Agatha All Along was a winner all along. After a worrying start in terms of critical notices and fan reactions, the Kathryn Hahn-fronted, Halloween-coded MCU series managed to gain more and more steam as it rolled through its nine-episode season. Now that the show is wrapped — with word on a second season still unspoken — the dust has settled on its reception, and we can officially say it’s broken a Phase Five record on Rotten Tomatoes.
This week, Agatha All Along reached 83% on its Tomatometer on the reviews-aggregate site. This means that it is the number one most popular live-action Marvel series to come from the franchise’s current phase. It has now narrowly beaten out Loki season 2, which sports 82%. That was it’s only close competition, given the tepid response to Echo (60%) and the implosion of Secret Invasion (44%). Even better, Agatha managed a double-whammy of a win. It’s also currently rating at an equal 83% on its Popcornmeter — for audience scores — which means it’s the most popular Marvel Phase Five show with both critics and fans.
Many honorary coven members out there couldn’t agree more with how things have turned out for Agatha, as “deserved” was a word commonly thrown around in the replies to the good news. It’s fair to say the show — based on a character who’s never even had her own comic book run before — has “exceeded expectations.”
Of course, there are Loki loyalists out there who are admirably defending their guy.
Alternatively, some argue that, although Loki‘s season 2 finale was peerless, Agatha might’ve been more consistent across its episodes.
Others refrained from comparing the two and just offered their congrats to both “great” shows. What is this? A non-confrontational response from a Marvel fan? Somehow call the TVA because we must be in the wrong timeline.
One clear takeaway from Agatha‘s success is that “we need more magic in the MCU.” You listening, Marvs?!
But we all know the real power at work in Agatha. As one replier put it, it was “the power of lesbians.”
To be entirely accurate, Agatha is not the highest-rated Marvel show of Phase Five period, as the acclaimed animated anomaly that is X-Men ’97 still ranks above it — the first season of this past spring’s sequel series sports an almost perfect 99% critics score and a similarly superior 94% audience score. Given that X-Men ’97 isn’t technically set within the MCU, however, Agatha still thoroughly deserves its props.
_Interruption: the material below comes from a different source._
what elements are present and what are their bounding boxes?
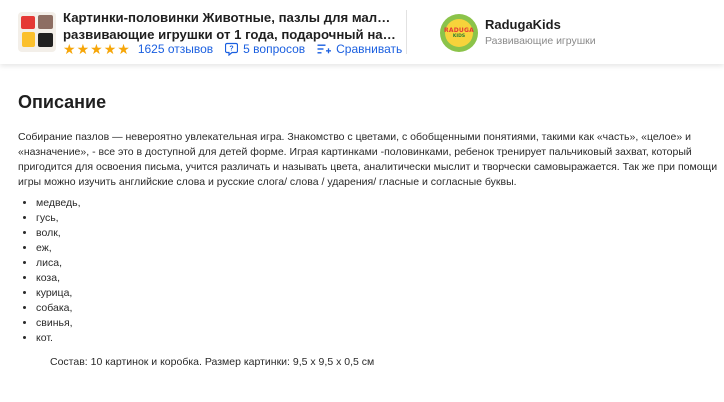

One thing Marvel will no doubt taken away from this is that they don’t need to bust the bank to make something good. Costing a shocking slim (for Marvel) $40 million, Agatha is the cheapest MCU Disney Plus series produced to date — that’s not even a fifth of the ginormous $250 million price tag that the egregiously overspending Secret Invasion carried. Somebody needs to buy Kevin Feige a blank cap and then write this on the front: “High-budget ≠ high quality.”